Ever since then I’ve hated myself for looking for these younger images. What I looked for may have been legal but it led to something I could not un-see. They led me down the rabbit hole and what was to be found was disgusting. I was right to call pornography and masturbation disgusting because it was for the most part. Conventional porn is acceptable, but the periphery and fringes of what others call arousing was an eye-opener (and consequently a few seconds later an eye-closer). I have struggled with this truth for a long time. I have never told anybody about falling victim to finding this. I have also never told anybody about this later event…

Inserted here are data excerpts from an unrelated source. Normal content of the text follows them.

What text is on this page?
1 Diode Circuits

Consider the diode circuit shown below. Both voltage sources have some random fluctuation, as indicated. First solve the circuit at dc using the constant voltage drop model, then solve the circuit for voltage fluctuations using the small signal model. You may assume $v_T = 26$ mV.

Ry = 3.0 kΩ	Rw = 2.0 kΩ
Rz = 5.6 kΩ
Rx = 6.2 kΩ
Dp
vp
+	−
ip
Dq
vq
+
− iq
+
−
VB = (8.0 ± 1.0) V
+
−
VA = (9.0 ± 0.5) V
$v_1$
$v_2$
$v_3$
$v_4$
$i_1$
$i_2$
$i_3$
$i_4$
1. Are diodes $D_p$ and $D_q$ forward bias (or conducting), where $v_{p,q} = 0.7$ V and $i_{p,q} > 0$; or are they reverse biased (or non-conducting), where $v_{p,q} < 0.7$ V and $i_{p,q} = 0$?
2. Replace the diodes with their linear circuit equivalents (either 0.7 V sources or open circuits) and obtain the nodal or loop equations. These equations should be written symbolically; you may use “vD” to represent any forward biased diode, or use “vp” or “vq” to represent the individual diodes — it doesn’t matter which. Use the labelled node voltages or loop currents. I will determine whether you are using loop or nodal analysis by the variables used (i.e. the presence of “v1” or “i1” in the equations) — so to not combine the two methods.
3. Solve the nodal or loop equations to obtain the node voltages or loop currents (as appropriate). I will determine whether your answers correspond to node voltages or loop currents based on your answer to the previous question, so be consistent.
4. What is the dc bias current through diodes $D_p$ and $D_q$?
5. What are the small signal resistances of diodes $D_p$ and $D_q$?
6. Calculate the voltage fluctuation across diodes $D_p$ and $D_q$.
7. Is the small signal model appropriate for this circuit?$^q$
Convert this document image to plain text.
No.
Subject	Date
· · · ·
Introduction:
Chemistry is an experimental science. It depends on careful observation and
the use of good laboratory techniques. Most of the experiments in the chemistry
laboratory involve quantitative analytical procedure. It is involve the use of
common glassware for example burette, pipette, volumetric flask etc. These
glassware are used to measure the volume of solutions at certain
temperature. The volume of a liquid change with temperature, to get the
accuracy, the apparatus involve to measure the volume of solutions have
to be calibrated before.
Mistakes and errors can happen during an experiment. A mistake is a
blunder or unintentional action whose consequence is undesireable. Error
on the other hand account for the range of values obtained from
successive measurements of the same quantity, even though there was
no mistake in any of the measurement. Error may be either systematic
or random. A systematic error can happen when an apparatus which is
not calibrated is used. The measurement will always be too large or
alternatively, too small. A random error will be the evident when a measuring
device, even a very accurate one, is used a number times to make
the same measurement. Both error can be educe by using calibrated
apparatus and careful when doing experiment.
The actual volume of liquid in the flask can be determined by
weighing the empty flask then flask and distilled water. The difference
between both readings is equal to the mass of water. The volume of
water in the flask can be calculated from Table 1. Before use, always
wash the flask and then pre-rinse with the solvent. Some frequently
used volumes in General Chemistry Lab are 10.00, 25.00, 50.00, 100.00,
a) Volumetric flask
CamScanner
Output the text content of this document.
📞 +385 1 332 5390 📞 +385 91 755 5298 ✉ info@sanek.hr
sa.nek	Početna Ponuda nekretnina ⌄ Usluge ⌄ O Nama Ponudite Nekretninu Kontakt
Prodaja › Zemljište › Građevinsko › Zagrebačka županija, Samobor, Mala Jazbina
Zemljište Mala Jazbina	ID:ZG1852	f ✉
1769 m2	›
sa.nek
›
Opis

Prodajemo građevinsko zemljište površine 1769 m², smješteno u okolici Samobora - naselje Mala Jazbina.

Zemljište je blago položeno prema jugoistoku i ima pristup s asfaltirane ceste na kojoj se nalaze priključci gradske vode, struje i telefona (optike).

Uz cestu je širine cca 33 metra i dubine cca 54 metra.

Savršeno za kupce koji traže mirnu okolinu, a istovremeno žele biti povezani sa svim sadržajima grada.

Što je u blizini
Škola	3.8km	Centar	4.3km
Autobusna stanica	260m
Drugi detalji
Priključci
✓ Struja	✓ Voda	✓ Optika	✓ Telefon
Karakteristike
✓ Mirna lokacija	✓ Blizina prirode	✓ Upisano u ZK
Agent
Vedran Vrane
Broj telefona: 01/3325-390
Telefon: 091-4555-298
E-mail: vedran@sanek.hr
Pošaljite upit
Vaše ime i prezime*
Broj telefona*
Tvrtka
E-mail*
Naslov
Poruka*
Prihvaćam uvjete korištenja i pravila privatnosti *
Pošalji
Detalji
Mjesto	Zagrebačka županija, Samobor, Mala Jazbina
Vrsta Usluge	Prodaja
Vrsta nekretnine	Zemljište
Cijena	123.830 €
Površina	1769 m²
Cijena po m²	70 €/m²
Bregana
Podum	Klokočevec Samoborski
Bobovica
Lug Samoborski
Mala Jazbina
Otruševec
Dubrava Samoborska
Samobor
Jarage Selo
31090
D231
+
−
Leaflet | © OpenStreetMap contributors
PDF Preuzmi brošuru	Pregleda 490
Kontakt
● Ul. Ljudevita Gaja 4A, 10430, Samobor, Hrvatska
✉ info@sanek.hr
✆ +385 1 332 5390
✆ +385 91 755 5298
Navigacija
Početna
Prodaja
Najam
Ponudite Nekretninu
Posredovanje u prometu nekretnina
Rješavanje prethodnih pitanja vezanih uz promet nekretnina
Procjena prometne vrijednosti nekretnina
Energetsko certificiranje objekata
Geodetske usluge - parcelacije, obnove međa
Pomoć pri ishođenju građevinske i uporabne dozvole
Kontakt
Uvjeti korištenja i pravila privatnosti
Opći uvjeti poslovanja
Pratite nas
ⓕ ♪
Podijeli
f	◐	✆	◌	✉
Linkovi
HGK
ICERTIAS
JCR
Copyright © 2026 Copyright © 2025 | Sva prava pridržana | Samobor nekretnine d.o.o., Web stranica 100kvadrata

As I grew into 14 years of age, still images weren’t enough. I wanted moving pictures, and so through persuasion and perversion a woman of adult age had enticed me with lies about her age. She wanted me to strip on my webcam for her in exchange for images. As my pants dropped, so did the proverbial ball. The webcam was switched off just as swiftly as I’d closed the filth that had scarred me previously. I had realised what this woman was doing and what had happened to me.

Yet don’t believe this to be a blog centred around bullying or explaining that I am a victim. These are not my intentions. They are merely my beginnings. As I look back on these years I begin to take inventory. I did not have many friends at all. The friends I did have were different from everyone else. In catholic schools full of white children my friend would be the indian boy who had just joined. My grades were average toward my exit and my time in college was a failure. I had been questioned and poked and prodded and examined to determine my IQ and my diagnosis.

They found no mental ill-health, no learning disability and a high IQ. What they wouldn’t admit to was the boy they found. Abused by my classmates via bullying; abused by my teachers via calling me a disruption and removing me from a class I might otherwise enjoy; abused by the perversions of others being placed upon my shoulders.

I was born blue into a plain white world, with a grey sky, and black uniforms. Now I am my own person. I have suppressed my emotions and repressed my memories. While these days I am running with the crowd I now find myself looking at who I am as a wholly different being. I have the empathy of a bullied child; the scars of a teenage victim of paedophilia; and the good sense of a man borne of self-pity and regret. I look at the world and laugh. When your whole life has been the butt of another’s joke, the arousal to another’s monster, and the bag for everyone’s punch, what do you become?

You become whoever and whatever you want to be. If they decided the rules of a normal life don’t apply to you, then become exceptional. Be the man who sees the tears someone is holding back. Be the person who can listen to the words not being said. Be the human who can hold something fragile in their hands and not crush it for pure pleasure. Be the best that you can be, because for all your flaws you can create something wonderful. Life is filled with rules and norms for people to conform to. Don’t let selfishness be the instrument you play best.